By Drew Armstrong
Bloomberg News
NEW YORK — The U.S. has shifted into a new phase of its coronavirus response after efforts to stamp out sparks of an outbreak have failed. Authorities now are focusing on limiting damage.
For weeks, the biggest effect of the smattering of identified cases had been a mild sense of worry. That changed this week, with universities canceling classes, patients popping up in offices and nursing homes, and local authorities limited some public gatherings.
A fast-growing epidemic in Italy that’s overwhelmed hospitals and led to clampdowns on movement has added to the foreboding — proof that the virus was capable not just of bringing a city in China to a halt, but also staggering a major western urban center.
Robert Redfield, director of the U.S. Centers for Disease Control and Prevention, said Tuesday that America had lost valuable time tracking the virus. Some regions now can merely try to cope with its spread rather than stop it, and hospitals are ill-prepared for a sudden influx of patients with COVID-19, as the disease it causes is called, he said. Now the U.S. is coming to grips with the fact that measures to subdue the coronavirus and protect the vulnerable will be disruptive and economically painful.

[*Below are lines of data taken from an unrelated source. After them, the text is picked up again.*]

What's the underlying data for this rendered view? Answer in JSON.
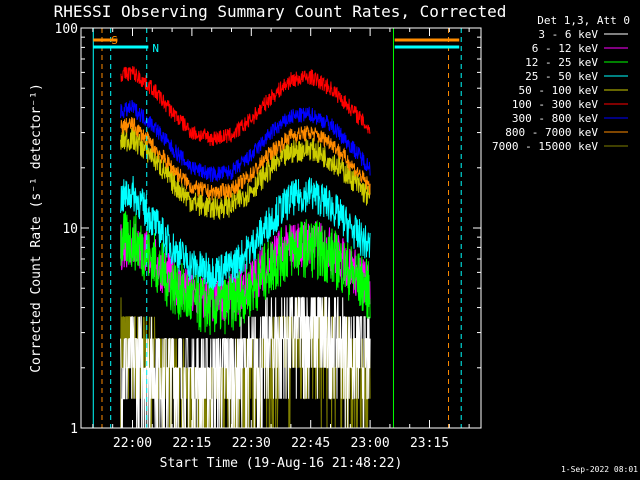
{
  "colors": {
    "background": "#000000",
    "foreground": "#ffffff"
  },
  "chart_data": {
    "type": "line",
    "title": "RHESSI Observing Summary Count Rates, Corrected",
    "xlabel": "Start Time (19-Aug-16 21:48:22)",
    "ylabel": "Corrected Count Rate (s⁻¹ detector⁻¹)",
    "y_scale": "log",
    "ylim": [
      1,
      100
    ],
    "y_ticks": [
      "1",
      "10",
      "100"
    ],
    "x_range_min": [
      -7.37,
      44.63
    ],
    "x_ticks": [
      {
        "min": 0,
        "label": "22:00"
      },
      {
        "min": 15,
        "label": "22:15"
      },
      {
        "min": 30,
        "label": "22:30"
      },
      {
        "min": 45,
        "label": "22:45"
      },
      {
        "min": 60,
        "label": "23:00"
      },
      {
        "min": 75,
        "label": "23:15"
      }
    ],
    "time_unit_note": "x values are minutes after 22:00 UT",
    "legend_header": "Det 1,3, Att 0",
    "footer": "1-Sep-2022 08:01",
    "flag_markers": [
      {
        "label": "S",
        "color": "#ff8c00",
        "start_min": -9.9,
        "end_min": -3.8
      },
      {
        "label": "N",
        "color": "#00ffff",
        "start_min": -9.9,
        "end_min": 4.0
      }
    ],
    "flag_markers_late": [
      {
        "color": "#ff8c00",
        "start_min": 66.2,
        "end_min": 82.5
      },
      {
        "color": "#00ffff",
        "start_min": 66.2,
        "end_min": 82.5
      }
    ],
    "vertical_lines": [
      {
        "min": -9.9,
        "color": "#00ffff",
        "style": "solid"
      },
      {
        "min": -7.7,
        "color": "#ff8c00",
        "style": "dashed"
      },
      {
        "min": -5.5,
        "color": "#00ffff",
        "style": "dashed"
      },
      {
        "min": 3.6,
        "color": "#00ffff",
        "style": "dashed"
      },
      {
        "min": 65.9,
        "color": "#00ff00",
        "style": "solid"
      },
      {
        "min": 83.0,
        "color": "#00ffff",
        "style": "dashed"
      },
      {
        "min": 79.8,
        "color": "#ff8c00",
        "style": "dashed"
      }
    ],
    "series": [
      {
        "name": "3 - 6 keV",
        "color": "#ffffff",
        "x": [
          -3,
          0,
          5,
          10,
          15,
          20,
          25,
          30,
          35,
          40,
          45,
          50,
          55,
          60
        ],
        "y": [
          2.0,
          2.0,
          1.9,
          1.8,
          1.7,
          1.7,
          1.8,
          2.0,
          2.5,
          2.8,
          3.0,
          2.8,
          2.4,
          2.0
        ],
        "noise": 0.35
      },
      {
        "name": "6 - 12 keV",
        "color": "#ff00ff",
        "x": [
          -3,
          0,
          5,
          10,
          15,
          20,
          25,
          30,
          35,
          40,
          45,
          50,
          55,
          60
        ],
        "y": [
          8.0,
          8.5,
          7.0,
          5.5,
          4.6,
          4.3,
          4.5,
          5.4,
          7.0,
          8.2,
          8.5,
          7.7,
          6.4,
          5.0
        ],
        "noise": 0.12
      },
      {
        "name": "12 - 25 keV",
        "color": "#00ff00",
        "x": [
          -3,
          0,
          5,
          10,
          15,
          20,
          25,
          30,
          35,
          40,
          45,
          50,
          55,
          60
        ],
        "y": [
          8.5,
          8.8,
          7.0,
          5.2,
          4.3,
          4.0,
          4.2,
          5.0,
          6.5,
          7.8,
          8.0,
          7.3,
          6.0,
          4.8
        ],
        "noise": 0.15
      },
      {
        "name": "25 - 50 keV",
        "color": "#00ffff",
        "x": [
          -3,
          0,
          5,
          10,
          15,
          20,
          25,
          30,
          35,
          40,
          45,
          50,
          55,
          60
        ],
        "y": [
          14,
          15,
          11,
          8.0,
          6.5,
          6.0,
          6.4,
          8.0,
          11,
          14,
          15,
          13,
          10,
          8.0
        ],
        "noise": 0.09
      },
      {
        "name": "50 - 100 keV",
        "color": "#cccc00",
        "x": [
          -3,
          0,
          5,
          10,
          15,
          20,
          25,
          30,
          35,
          40,
          45,
          50,
          55,
          60
        ],
        "y": [
          27,
          28,
          23,
          17,
          13.5,
          12.5,
          13,
          15.5,
          20,
          24,
          25,
          22,
          18,
          14
        ],
        "noise": 0.06
      },
      {
        "name": "100 - 300 keV",
        "color": "#ff0000",
        "x": [
          -3,
          0,
          5,
          10,
          15,
          20,
          25,
          30,
          35,
          40,
          45,
          50,
          55,
          60
        ],
        "y": [
          58,
          60,
          50,
          38,
          30,
          28,
          29,
          35,
          45,
          55,
          57,
          50,
          40,
          31
        ],
        "noise": 0.04
      },
      {
        "name": "300 - 800 keV",
        "color": "#0000ff",
        "x": [
          -3,
          0,
          5,
          10,
          15,
          20,
          25,
          30,
          35,
          40,
          45,
          50,
          55,
          60
        ],
        "y": [
          38,
          40,
          33,
          25,
          20,
          18.5,
          19,
          23,
          30,
          36,
          37,
          33,
          26,
          20
        ],
        "noise": 0.04
      },
      {
        "name": "800 - 7000 keV",
        "color": "#ff8c00",
        "x": [
          -3,
          0,
          5,
          10,
          15,
          20,
          25,
          30,
          35,
          40,
          45,
          50,
          55,
          60
        ],
        "y": [
          32,
          33,
          26,
          20,
          16,
          15,
          15.5,
          18.5,
          24,
          29,
          30,
          27,
          21,
          16
        ],
        "noise": 0.04
      },
      {
        "name": "7000 - 15000 keV",
        "color": "#808000",
        "x": [
          -3,
          0,
          5,
          10,
          15,
          20,
          25,
          30,
          35,
          40,
          45,
          50,
          55,
          60
        ],
        "y": [
          2.5,
          2.4,
          2.0,
          1.6,
          1.4,
          1.3,
          1.4,
          1.6,
          2.0,
          2.4,
          2.5,
          2.3,
          1.9,
          1.6
        ],
        "noise": 0.35
      }
    ]
  }
}
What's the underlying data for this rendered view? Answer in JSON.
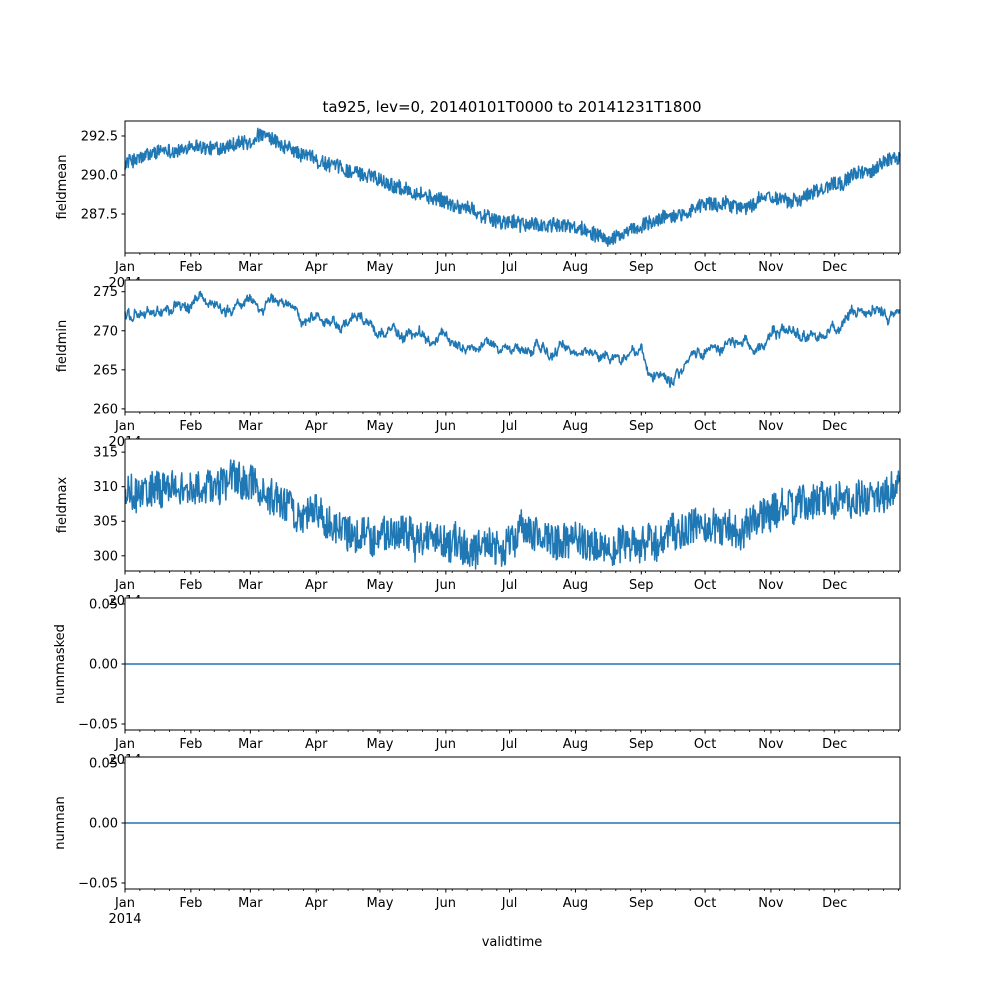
{
  "chart_data": {
    "type": "line",
    "title": "ta925, lev=0, 20140101T0000 to 20141231T1800",
    "xlabel": "validtime",
    "x_year_label": "2014",
    "x_range_days": [
      0,
      364.75
    ],
    "x_ticks": [
      {
        "label": "Jan",
        "day": 0
      },
      {
        "label": "Feb",
        "day": 31
      },
      {
        "label": "Mar",
        "day": 59
      },
      {
        "label": "Apr",
        "day": 90
      },
      {
        "label": "May",
        "day": 120
      },
      {
        "label": "Jun",
        "day": 151
      },
      {
        "label": "Jul",
        "day": 181
      },
      {
        "label": "Aug",
        "day": 212
      },
      {
        "label": "Sep",
        "day": 243
      },
      {
        "label": "Oct",
        "day": 273
      },
      {
        "label": "Nov",
        "day": 304
      },
      {
        "label": "Dec",
        "day": 334
      }
    ],
    "sample_step_hours": 6,
    "line_color": "#1f77b4",
    "panels": [
      {
        "ylabel": "fieldmean",
        "ylim": [
          285.0,
          293.46
        ],
        "yticks": [
          {
            "v": 287.5,
            "label": "287.5"
          },
          {
            "v": 290.0,
            "label": "290.0"
          },
          {
            "v": 292.5,
            "label": "292.5"
          }
        ],
        "noise": 0.45,
        "slow_noise": 0.25,
        "anchors_day": [
          0,
          14,
          31,
          45,
          59,
          65,
          74,
          90,
          104,
          120,
          134,
          151,
          165,
          181,
          195,
          212,
          226,
          243,
          257,
          273,
          287,
          304,
          318,
          334,
          348,
          364.75
        ],
        "anchors_value": [
          290.8,
          291.3,
          291.7,
          291.6,
          291.8,
          292.4,
          291.6,
          291.0,
          290.4,
          289.8,
          289.1,
          288.2,
          287.6,
          287.0,
          286.8,
          286.6,
          286.3,
          286.6,
          287.3,
          288.2,
          288.1,
          288.5,
          288.7,
          289.7,
          290.2,
          291.0
        ]
      },
      {
        "ylabel": "fieldmin",
        "ylim": [
          259.6,
          276.5
        ],
        "yticks": [
          {
            "v": 260,
            "label": "260"
          },
          {
            "v": 265,
            "label": "265"
          },
          {
            "v": 270,
            "label": "270"
          },
          {
            "v": 275,
            "label": "275"
          }
        ],
        "noise": 0.4,
        "slow_noise": 1.8,
        "anchors_day": [
          0,
          31,
          59,
          90,
          120,
          151,
          181,
          212,
          243,
          250,
          273,
          304,
          334,
          364.75
        ],
        "anchors_value": [
          271.8,
          273.0,
          273.5,
          272.3,
          270.5,
          268.5,
          268.0,
          267.0,
          266.8,
          264.5,
          268.5,
          269.0,
          270.2,
          271.5
        ]
      },
      {
        "ylabel": "fieldmax",
        "ylim": [
          297.8,
          316.9
        ],
        "yticks": [
          {
            "v": 300,
            "label": "300"
          },
          {
            "v": 305,
            "label": "305"
          },
          {
            "v": 310,
            "label": "310"
          },
          {
            "v": 315,
            "label": "315"
          }
        ],
        "noise": 2.6,
        "slow_noise": 1.5,
        "anchors_day": [
          0,
          31,
          59,
          90,
          120,
          151,
          181,
          212,
          243,
          273,
          304,
          334,
          364.75
        ],
        "anchors_value": [
          309.0,
          310.0,
          310.5,
          306.0,
          303.5,
          302.0,
          301.8,
          301.5,
          301.8,
          304.0,
          304.5,
          308.0,
          311.0
        ]
      },
      {
        "ylabel": "nummasked",
        "ylim": [
          -0.055,
          0.055
        ],
        "yticks": [
          {
            "v": -0.05,
            "label": "−0.05"
          },
          {
            "v": 0,
            "label": "0.00"
          },
          {
            "v": 0.05,
            "label": "0.05"
          }
        ],
        "noise": 0,
        "slow_noise": 0,
        "anchors_day": [
          0,
          364.75
        ],
        "anchors_value": [
          0,
          0
        ]
      },
      {
        "ylabel": "numnan",
        "ylim": [
          -0.055,
          0.055
        ],
        "yticks": [
          {
            "v": -0.05,
            "label": "−0.05"
          },
          {
            "v": 0,
            "label": "0.00"
          },
          {
            "v": 0.05,
            "label": "0.05"
          }
        ],
        "noise": 0,
        "slow_noise": 0,
        "anchors_day": [
          0,
          364.75
        ],
        "anchors_value": [
          0,
          0
        ]
      }
    ]
  }
}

“In general, we’re in a containment, blended mitigation,” Redfield told Congress on Tuesday. “In some areas we’re in high mitigation.”

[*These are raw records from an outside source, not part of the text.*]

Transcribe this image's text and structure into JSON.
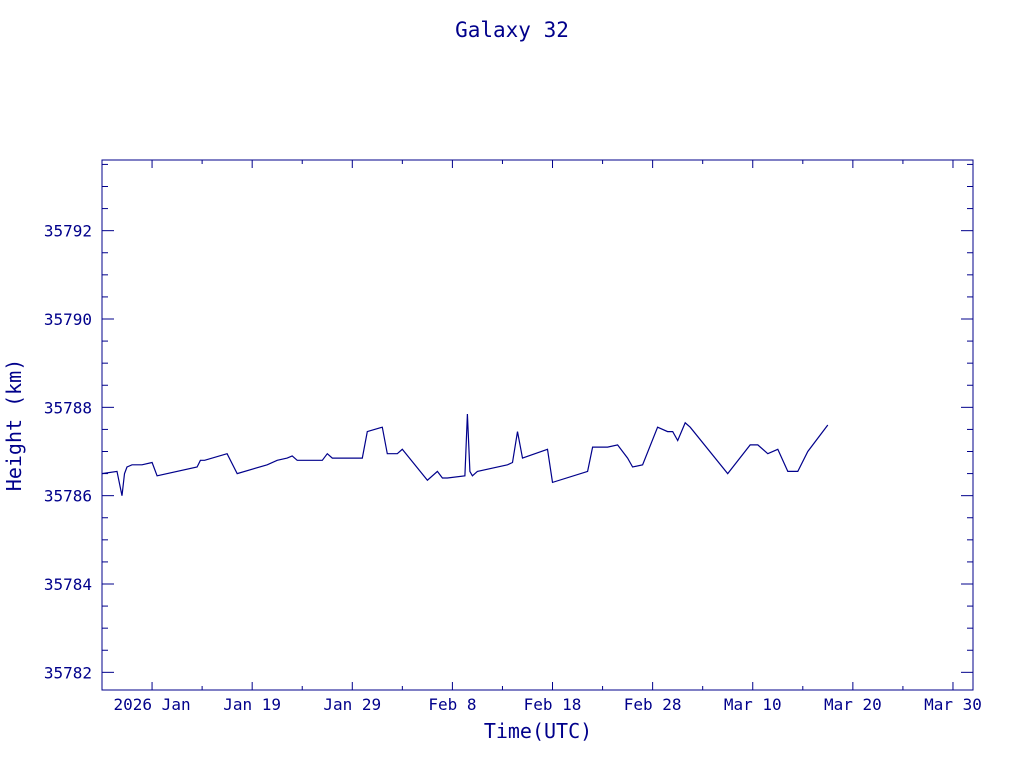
{
  "chart_data": {
    "type": "line",
    "title": "Galaxy 32",
    "xlabel": "Time(UTC)",
    "ylabel": "Height (km)",
    "colors": {
      "axis": "#00008b",
      "line": "#00008b",
      "text": "#00008b",
      "background": "#ffffff"
    },
    "xlim": [
      "2026-01-04",
      "2026-04-01"
    ],
    "ylim": [
      35781.6,
      35793.6
    ],
    "grid": false,
    "x_ticks": [
      {
        "date": "2026-01-09",
        "label": "2026 Jan"
      },
      {
        "date": "2026-01-19",
        "label": "Jan 19"
      },
      {
        "date": "2026-01-29",
        "label": "Jan 29"
      },
      {
        "date": "2026-02-08",
        "label": "Feb  8"
      },
      {
        "date": "2026-02-18",
        "label": "Feb 18"
      },
      {
        "date": "2026-02-28",
        "label": "Feb 28"
      },
      {
        "date": "2026-03-10",
        "label": "Mar 10"
      },
      {
        "date": "2026-03-20",
        "label": "Mar 20"
      },
      {
        "date": "2026-03-30",
        "label": "Mar 30"
      }
    ],
    "y_ticks": [
      {
        "value": 35782,
        "label": "35782"
      },
      {
        "value": 35784,
        "label": "35784"
      },
      {
        "value": 35786,
        "label": "35786"
      },
      {
        "value": 35788,
        "label": "35788"
      },
      {
        "value": 35790,
        "label": "35790"
      },
      {
        "value": 35792,
        "label": "35792"
      }
    ],
    "series": [
      {
        "x": [
          "2026-01-04T00:00",
          "2026-01-05T12:00",
          "2026-01-06T00:00",
          "2026-01-06T06:00",
          "2026-01-06T12:00",
          "2026-01-07T00:00",
          "2026-01-08T00:00",
          "2026-01-09T00:00",
          "2026-01-09T12:00",
          "2026-01-13T12:00",
          "2026-01-13T20:00",
          "2026-01-14T06:00",
          "2026-01-16T12:00",
          "2026-01-17T12:00",
          "2026-01-20T12:00",
          "2026-01-21T12:00",
          "2026-01-22T12:00",
          "2026-01-23T00:00",
          "2026-01-23T12:00",
          "2026-01-26T00:00",
          "2026-01-26T12:00",
          "2026-01-27T00:00",
          "2026-01-30T00:00",
          "2026-01-30T12:00",
          "2026-02-01T00:00",
          "2026-02-01T12:00",
          "2026-02-02T12:00",
          "2026-02-03T00:00",
          "2026-02-05T12:00",
          "2026-02-06T12:00",
          "2026-02-07T00:00",
          "2026-02-07T12:00",
          "2026-02-09T06:00",
          "2026-02-09T12:00",
          "2026-02-09T18:00",
          "2026-02-10T00:00",
          "2026-02-10T12:00",
          "2026-02-13T12:00",
          "2026-02-14T00:00",
          "2026-02-14T12:00",
          "2026-02-15T00:00",
          "2026-02-17T12:00",
          "2026-02-18T00:00",
          "2026-02-21T12:00",
          "2026-02-22T00:00",
          "2026-02-23T12:00",
          "2026-02-24T12:00",
          "2026-02-25T12:00",
          "2026-02-26T00:00",
          "2026-02-27T00:00",
          "2026-02-28T12:00",
          "2026-03-01T12:00",
          "2026-03-02T00:00",
          "2026-03-02T12:00",
          "2026-03-03T06:00",
          "2026-03-03T18:00",
          "2026-03-07T12:00",
          "2026-03-09T18:00",
          "2026-03-10T12:00",
          "2026-03-11T12:00",
          "2026-03-12T12:00",
          "2026-03-13T12:00",
          "2026-03-14T12:00",
          "2026-03-15T12:00",
          "2026-03-17T12:00"
        ],
        "y": [
          35786.5,
          35786.55,
          35786.0,
          35786.5,
          35786.65,
          35786.7,
          35786.7,
          35786.75,
          35786.45,
          35786.65,
          35786.8,
          35786.8,
          35786.95,
          35786.5,
          35786.7,
          35786.8,
          35786.85,
          35786.9,
          35786.8,
          35786.8,
          35786.95,
          35786.85,
          35786.85,
          35787.45,
          35787.55,
          35786.95,
          35786.95,
          35787.05,
          35786.35,
          35786.55,
          35786.4,
          35786.4,
          35786.45,
          35787.85,
          35786.55,
          35786.45,
          35786.55,
          35786.7,
          35786.75,
          35787.45,
          35786.85,
          35787.05,
          35786.3,
          35786.55,
          35787.1,
          35787.1,
          35787.15,
          35786.85,
          35786.65,
          35786.7,
          35787.55,
          35787.45,
          35787.45,
          35787.25,
          35787.65,
          35787.55,
          35786.5,
          35787.15,
          35787.15,
          35786.95,
          35787.05,
          35786.55,
          35786.55,
          35787.0,
          35787.6
        ]
      }
    ]
  }
}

On Tuesday, President Donald Trump asserted again that the U.S. had done an excellent job testing for the disease, saying it “has gone very well.” The reality is that a troubled rollout of diagnostic kits consumed weeks and meant that local health labs had little ability to conduct wide surveillance of patients. That made the number of infections look far smaller than it likely was.

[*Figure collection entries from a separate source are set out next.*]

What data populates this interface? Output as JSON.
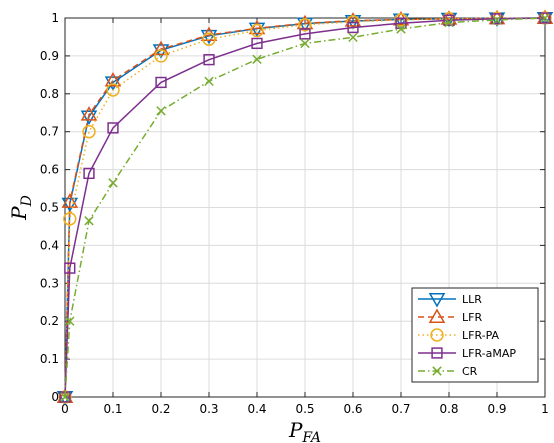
{
  "chart_data": {
    "type": "line",
    "title": "",
    "xlabel": "P",
    "xlabel_sub": "FA",
    "ylabel": "P",
    "ylabel_sub": "D",
    "xlim": [
      0,
      1
    ],
    "ylim": [
      0,
      1
    ],
    "grid": true,
    "legend_position": "bottom-right",
    "x_ticks": [
      "0",
      "0.1",
      "0.2",
      "0.3",
      "0.4",
      "0.5",
      "0.6",
      "0.7",
      "0.8",
      "0.9",
      "1"
    ],
    "y_ticks": [
      "0",
      "0.1",
      "0.2",
      "0.3",
      "0.4",
      "0.5",
      "0.6",
      "0.7",
      "0.8",
      "0.9",
      "1"
    ],
    "x": [
      0,
      0.01,
      0.05,
      0.1,
      0.2,
      0.3,
      0.4,
      0.5,
      0.6,
      0.7,
      0.8,
      0.9,
      1.0
    ],
    "series": [
      {
        "name": "LLR",
        "color": "#0072BD",
        "marker": "triangle-down",
        "dash": "solid",
        "values": [
          0,
          0.51,
          0.74,
          0.83,
          0.915,
          0.953,
          0.972,
          0.985,
          0.992,
          0.996,
          0.998,
          0.999,
          1.0
        ]
      },
      {
        "name": "LFR",
        "color": "#D95319",
        "marker": "triangle-up",
        "dash": "dashed",
        "values": [
          0,
          0.515,
          0.745,
          0.835,
          0.918,
          0.955,
          0.973,
          0.986,
          0.993,
          0.996,
          0.998,
          0.999,
          1.0
        ]
      },
      {
        "name": "LFR-PA",
        "color": "#EDB120",
        "marker": "circle",
        "dash": "dotted",
        "values": [
          0,
          0.47,
          0.7,
          0.81,
          0.9,
          0.944,
          0.967,
          0.982,
          0.99,
          0.995,
          0.998,
          0.999,
          1.0
        ]
      },
      {
        "name": "LFR-aMAP",
        "color": "#7E2F8E",
        "marker": "square",
        "dash": "solid",
        "values": [
          0,
          0.34,
          0.59,
          0.71,
          0.83,
          0.89,
          0.933,
          0.958,
          0.975,
          0.986,
          0.994,
          0.998,
          1.0
        ]
      },
      {
        "name": "CR",
        "color": "#77AC30",
        "marker": "x",
        "dash": "dashdot",
        "values": [
          0,
          0.2,
          0.465,
          0.565,
          0.755,
          0.833,
          0.891,
          0.933,
          0.949,
          0.971,
          0.988,
          0.995,
          1.0
        ]
      }
    ]
  }
}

It also impeded the United States’ early efforts to contain the virus. The weeks of delays to get working tests meant that state and local health workers fell behind the transmission of the virus from person-to-person, hobbling attempts to identify and isolate patients. “If you’re a week late,” Redfield told Congress, “it matters.”
Massachusetts reported 51 new cases Tuesday tied to a drugmaker’s business conference. New York added 31. And in Washington state, where the infection has ripped through one nursing home and spread to several more, 105 more people were diagnosed. There have now been more than 860 cases in the U.S., with most identified in the past week — and 29 deaths.
Last month, the CDC warned Americans to be ready for significant disruptions to their daily lives, including school closings, cancellations of sporting events, concerts and business meetings.
On Monday, California’s Santa Clara County banned mass gatherings after the case count rose to 43 and one person died. On Tuesday, New York Governor Andrew Cuomo said the state would use the National Guard to help set up a mile-radius zone in the New York City suburb of New Rochelle. The state will close schools, religious spaces and other venues where people gather, after more than 100 cases were found in Westchester County. Harvard University and the Massachusetts Institute of Technology began to move classes online, and Ohio Gov. Mike DeWine on Tuesday called for indoor athletic events to be played without fans, and for nursing homes to screen visitors.
“Our goal is to dramatically slow down the spread of #COVID19 and save lives,” DeWine said in a tweet. “Now is the time to take action.” Hours later, Sen. Bernie Sanders canceled a campaign rally in the state, which holds its primary for the Democratic presidential nomination March 17, citing “concern about holding large, indoor events during the coronavirus outbreak.” His rival, Joseph Biden, also called off a rally.
The U.S. outbreak is likely still in its early stages. Less than three weeks ago, on Feb. 21, Italy had only 17 known cases. Now there are more than 10,000, at least 631 people have died. Health workers in Milan have said that the number of severely ill patients is beginning to overcome the ability of hospitals and doctors to treat them.
“The United States was always going to see a substantial number of cases,” Health and Human Services Secretary Alex Azar said in Washington on Tuesday. The remarks by Azar, who has been helping coordinate the federal response, are a departure from Trump’s prior assessments of the situation, in which he repeatedly said the U.S. had contained the virus.
Washington Gov. Jay Inslee gave a dire warning. He cited statistical models that estimated there could be anywhere from 500 to 2,000 unidentified cases in the state.
“If there are 1,000 people infected today,” Inslee said, “in seven or eight weeks there could be 64,000 people infected in the state of Washington if we don’t somehow slow down this epidemic.”